Sometimes, it’s very hard to imagine what a genocide looks like. Of course, we know that a lot of people are killed but, without news footage, our imaginations don’t go into those dark places to create imagery stark enough to capture the real picture.
However, there are rare occasions where words can help create a mental image. If you follow the tale of a 42-year-old Darfur survivor by the name of Ibrahim, you can begin to get some idea of the level of brutality and inhumanity heaped upon the people of this region.
Uncovered by a restless wind, skulls and bones poke above the thin dirt in this corner of Darfur, lying surrounded by half-buried, rotting clothes.
A short, bearded man named Ibrahim, 42, scratches through the sand. He is quiet and serious, close to tears.

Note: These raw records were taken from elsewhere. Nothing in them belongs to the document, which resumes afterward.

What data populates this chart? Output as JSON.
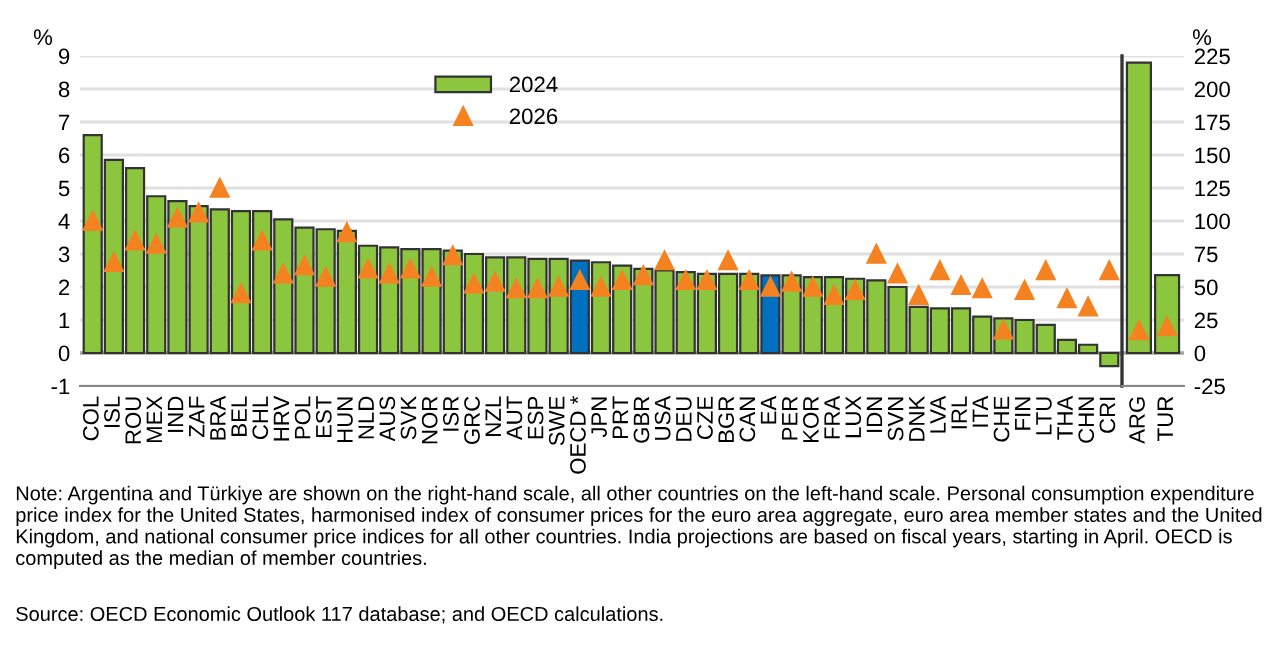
{
  "chart_data": [
    {
      "type": "bar",
      "ylabel": "%",
      "categories": [
        "COL",
        "ISL",
        "ROU",
        "MEX",
        "IND",
        "ZAF",
        "BRA",
        "BEL",
        "CHL",
        "HRV",
        "POL",
        "EST",
        "HUN",
        "NLD",
        "AUS",
        "SVK",
        "NOR",
        "ISR",
        "GRC",
        "NZL",
        "AUT",
        "ESP",
        "SWE",
        "OECD *",
        "JPN",
        "PRT",
        "GBR",
        "USA",
        "DEU",
        "CZE",
        "BGR",
        "CAN",
        "EA",
        "PER",
        "KOR",
        "FRA",
        "LUX",
        "IDN",
        "SVN",
        "DNK",
        "LVA",
        "IRL",
        "ITA",
        "CHE",
        "FIN",
        "LTU",
        "THA",
        "CHN",
        "CRI"
      ],
      "series": [
        {
          "name": "2024",
          "color": "#8cc63f",
          "colors": [
            "#8cc63f",
            "#8cc63f",
            "#8cc63f",
            "#8cc63f",
            "#8cc63f",
            "#8cc63f",
            "#8cc63f",
            "#8cc63f",
            "#8cc63f",
            "#8cc63f",
            "#8cc63f",
            "#8cc63f",
            "#8cc63f",
            "#8cc63f",
            "#8cc63f",
            "#8cc63f",
            "#8cc63f",
            "#8cc63f",
            "#8cc63f",
            "#8cc63f",
            "#8cc63f",
            "#8cc63f",
            "#8cc63f",
            "#0070c0",
            "#8cc63f",
            "#8cc63f",
            "#8cc63f",
            "#8cc63f",
            "#8cc63f",
            "#8cc63f",
            "#8cc63f",
            "#8cc63f",
            "#0070c0",
            "#8cc63f",
            "#8cc63f",
            "#8cc63f",
            "#8cc63f",
            "#8cc63f",
            "#8cc63f",
            "#8cc63f",
            "#8cc63f",
            "#8cc63f",
            "#8cc63f",
            "#8cc63f",
            "#8cc63f",
            "#8cc63f",
            "#8cc63f",
            "#8cc63f",
            "#8cc63f"
          ],
          "values": [
            6.6,
            5.85,
            5.6,
            4.75,
            4.6,
            4.45,
            4.35,
            4.3,
            4.3,
            4.05,
            3.8,
            3.75,
            3.7,
            3.25,
            3.2,
            3.15,
            3.15,
            3.1,
            3.0,
            2.9,
            2.9,
            2.85,
            2.85,
            2.8,
            2.75,
            2.65,
            2.55,
            2.5,
            2.45,
            2.4,
            2.4,
            2.4,
            2.35,
            2.35,
            2.3,
            2.3,
            2.25,
            2.2,
            2.0,
            1.4,
            1.35,
            1.35,
            1.1,
            1.05,
            1.0,
            0.85,
            0.4,
            0.25,
            -0.4
          ]
        },
        {
          "name": "2026",
          "type": "scatter",
          "color": "#f58220",
          "marker": "triangle",
          "values": [
            4.0,
            2.75,
            3.4,
            3.3,
            4.1,
            4.25,
            5.0,
            1.8,
            3.4,
            2.4,
            2.65,
            2.3,
            3.65,
            2.55,
            2.4,
            2.55,
            2.3,
            2.95,
            2.1,
            2.15,
            1.95,
            1.95,
            2.0,
            2.2,
            2.0,
            2.2,
            2.35,
            2.8,
            2.2,
            2.2,
            2.8,
            2.2,
            2.0,
            2.15,
            2.0,
            1.75,
            1.9,
            3.0,
            2.4,
            1.75,
            2.5,
            2.05,
            1.95,
            0.7,
            1.9,
            2.5,
            1.65,
            1.4,
            2.5
          ]
        }
      ],
      "ylim": [
        -1,
        9
      ],
      "yticks": [
        -1,
        0,
        1,
        2,
        3,
        4,
        5,
        6,
        7,
        8,
        9
      ],
      "grid": "y",
      "legend": "top",
      "ref_lines": [
        {
          "axis": "y",
          "value": 0,
          "color": "#a6a6a6"
        }
      ],
      "annotations": [
        "Note: Argentina and Türkiye are shown on the right-hand scale, all other countries on the left-hand scale. Personal consumption expenditure price index for the United States, harmonised index of consumer prices for the euro area aggregate, euro area member states and the United Kingdom, and national consumer price indices for all other countries. India projections are based on fiscal years, starting in April. OECD is computed as the median of member countries.",
        "Source: OECD Economic Outlook 117 database; and OECD calculations."
      ]
    },
    {
      "type": "bar",
      "ylabel": "%",
      "categories": [
        "ARG",
        "TUR"
      ],
      "series": [
        {
          "color": "#8cc63f",
          "values": [
            220,
            59
          ]
        },
        {
          "type": "scatter",
          "color": "#f58220",
          "marker": "triangle",
          "values": [
            17,
            20
          ]
        }
      ],
      "ylim": [
        -25,
        225
      ],
      "yticks": [
        -25,
        0,
        25,
        50,
        75,
        100,
        125,
        150,
        175,
        200,
        225
      ],
      "grid": "y",
      "ref_lines": [
        {
          "axis": "y",
          "value": 0,
          "color": "#a6a6a6"
        }
      ]
    }
  ]
}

There are other, bigger grave sites elsewhere, he says, but the bones he is looking at are those of 25 people who he is sure are his friends and fellow villagers.
Some of them were dragged from the prison where he was held and were axed to death, he says.

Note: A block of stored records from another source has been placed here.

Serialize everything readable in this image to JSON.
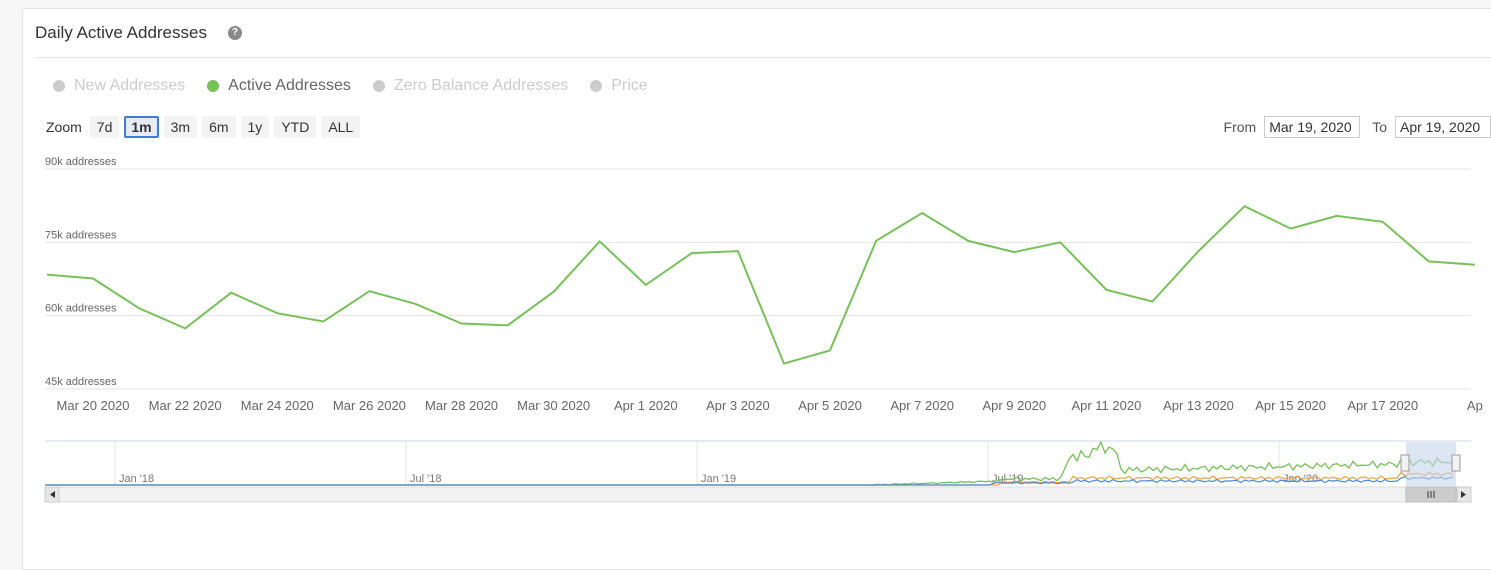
{
  "header": {
    "title": "Daily Active Addresses",
    "help_icon": "question-circle-icon"
  },
  "legend": [
    {
      "label": "New Addresses",
      "active": false
    },
    {
      "label": "Active Addresses",
      "active": true
    },
    {
      "label": "Zero Balance Addresses",
      "active": false
    },
    {
      "label": "Price",
      "active": false
    }
  ],
  "zoom": {
    "label": "Zoom",
    "options": [
      "7d",
      "1m",
      "3m",
      "6m",
      "1y",
      "YTD",
      "ALL"
    ],
    "selected": "1m"
  },
  "range": {
    "from_label": "From",
    "from_value": "Mar 19, 2020",
    "to_label": "To",
    "to_value": "Apr 19, 2020"
  },
  "colors": {
    "active": "#77c05a",
    "new": "#4a8bd8",
    "zero": "#f0a040",
    "navigator_mask": "#c5d4ea"
  },
  "chart_data": {
    "type": "line",
    "title": "",
    "y_tick_labels": [
      "45k addresses",
      "60k addresses",
      "75k addresses",
      "90k addresses"
    ],
    "y_ticks": [
      45000,
      60000,
      75000,
      90000
    ],
    "ylim": [
      45000,
      90000
    ],
    "x_tick_labels": [
      "Mar 20 2020",
      "Mar 22 2020",
      "Mar 24 2020",
      "Mar 26 2020",
      "Mar 28 2020",
      "Mar 30 2020",
      "Apr 1 2020",
      "Apr 3 2020",
      "Apr 5 2020",
      "Apr 7 2020",
      "Apr 9 2020",
      "Apr 11 2020",
      "Apr 13 2020",
      "Apr 15 2020",
      "Apr 17 2020",
      "Ap"
    ],
    "series": [
      {
        "name": "Active Addresses",
        "x": [
          "Mar 19 2020",
          "Mar 20 2020",
          "Mar 21 2020",
          "Mar 22 2020",
          "Mar 23 2020",
          "Mar 24 2020",
          "Mar 25 2020",
          "Mar 26 2020",
          "Mar 27 2020",
          "Mar 28 2020",
          "Mar 29 2020",
          "Mar 30 2020",
          "Mar 31 2020",
          "Apr 1 2020",
          "Apr 2 2020",
          "Apr 3 2020",
          "Apr 4 2020",
          "Apr 5 2020",
          "Apr 6 2020",
          "Apr 7 2020",
          "Apr 8 2020",
          "Apr 9 2020",
          "Apr 10 2020",
          "Apr 11 2020",
          "Apr 12 2020",
          "Apr 13 2020",
          "Apr 14 2020",
          "Apr 15 2020",
          "Apr 16 2020",
          "Apr 17 2020",
          "Apr 18 2020",
          "Apr 19 2020"
        ],
        "values": [
          68400,
          67600,
          61500,
          57400,
          64700,
          60500,
          58800,
          65000,
          62400,
          58400,
          58000,
          64900,
          75200,
          66300,
          72800,
          73200,
          50200,
          52900,
          75300,
          81000,
          75300,
          73000,
          75000,
          65300,
          62900,
          73200,
          82400,
          77800,
          80400,
          79200,
          71100,
          70400
        ]
      }
    ],
    "navigator": {
      "x_tick_labels": [
        "Jan '18",
        "Jul '18",
        "Jan '19",
        "Jul '19",
        "Jan '20"
      ]
    }
  }
}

However, if this is not bad enough, imagine this as part of your reality:
Mukjar offers a sobering look at the results of a government victory: Impoverished and frightened ethnic Africans huddle in refugee camps where they survive on humanitarian aid, while Arab nomads control the hinterland, threatening any farmer who tries to return.
“They did such a good job at cleansing the region in 2003 that there’s not much left to fight over,” said an aid worker, who like all others interviewed refused to be quoted by name for fear of being expelled by the government.
Aid workers say the town is like “a security bubble,” where refugees can live in relative safety as long as they don’t venture more than a mile or so into the countryside.
Janjaweed fighters still stroll through the marketplace, automatic rifles slung over their shoulders.
“We live side by side with the murderers of our families, and we can’t do anything,” said Ibrahim.
Just imagine having to be in such close proximity to someone who has killed your family and threatens your life but, you are unable to do anything about it. The only thing you have is the frailest of hope that help will come. As I have stated before, Darfur can’t wait. This is another great moral test the world is failing.